If the military represents the enforcement arm of the American imperial project, then militarism is the quiet, ubiquitous presence that animates it. Militarism is the ideological consensus that unites both American political parties and siphons an unfathomable amount of resources for a permanent, Orwellian war effort. Ingrained militarism naturalizes troop worship, the glorification of empire, a fragile and ossified masculinity, and the militarization of social life in schools, prisons and police departments.
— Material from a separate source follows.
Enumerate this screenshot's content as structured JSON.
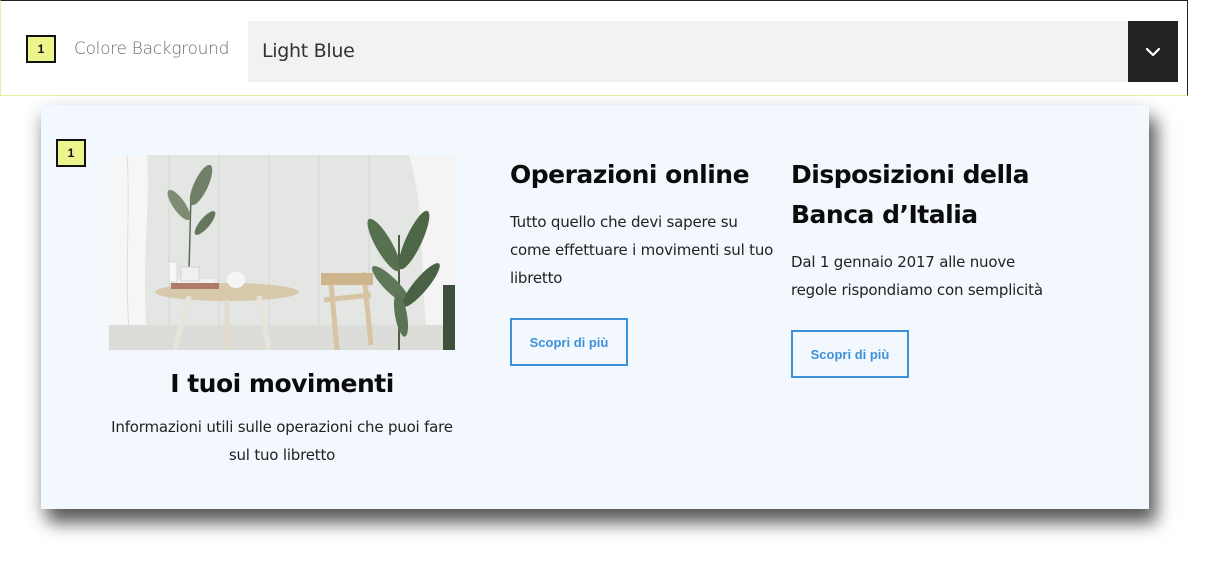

Militarism is sustained by social arrangements that subtly accommodate it within everyday institutions, such as universities. As such, when UT proudly boasts its Reserve Officers Training Corps program, it is pernicious because UT is training soldiers to kill for an empire that upholds the financial interests of the ruling class and its normalized entanglement with military recruitment represents the subtle process by which militarism reproduces itself.
The ROTC program, created by the National Defense Act of 1916, constituted 38.5% of the newly commissioned U.S. Army in 2012. A crucial pipeline from the classroom to the war room, the ROTC program functions as the largest commissioning source in the American military. Those who complete the program are promised “leadership skills” and required to serve eight years in the military.
UT Army ROTC Cadet Tyler Pak believes the ROTC is a good, legitimate institution because it produces leaders fit for the 21st century. He believes the essence of a leader is one who is “adaptable, versatile and can make decisions in gray situations.”
In this sense, ROTC offers unique opportunities to inculcate leadership.
“In lab, we’ll replicate a combat scenario, and then they have to develop a plan on how they’re gonna defeat an opponent,” Pak said. “You make a decision when you’re under pressure, and you stick with it and execute it.”
An unstated premise undergirding ROTC is the idea that universities should perpetually pump out leadership-tested, battle-ready soldiers for war. The Solomon Amendment, a federal law that permits the Secretary of Defense to unilaterally deny federal funding to universities if they prohibit ROTC recruitment on campus, affirms this sentiment.
The reality that public universities can be deprived of all federal funding by refusing to accommodate soldier production is a constant reminder that universities are not apolitical institutions, and they are not above the tapestry of militarism that infects the public sphere.
Students join the ROTC for a diverse number of reasons. Some are allured by financial scholarships while others chase prestige. Regardless, the ROTC can be understood as a Faustian bargain: In exchange for tuition or housing (but not both) and leadership skills, pledge allegiance to the U.S. empire.
The obscenity here lies in the forced choice. One should not have to join the military to access higher learning. No one person, particularly the poor and vulnerable, should feel compelled into the possibility of being shipped off to die or risk irreparable damage to one’s mental health simply to learn. UT administration should withhold support from UT ROTC, much like Harvard and Yale did before they caved to national pressures.
UT can bypass the Solomon Amendment. By technically allowing ROTC on campus but withholding active support for its functions, UT can maintain federal funding while doing its part in defanging military violence. They can locate the recruitment office in isolated buildings, withhold student information (emails and otherwise), not post advertisements, not set aside interview rooms and so on.
We can relegate ROTC as an entity in but not of the University and ever so slightly curtail the imperial violence of the U.S. empire.
Lee is a sociology senior from Houston.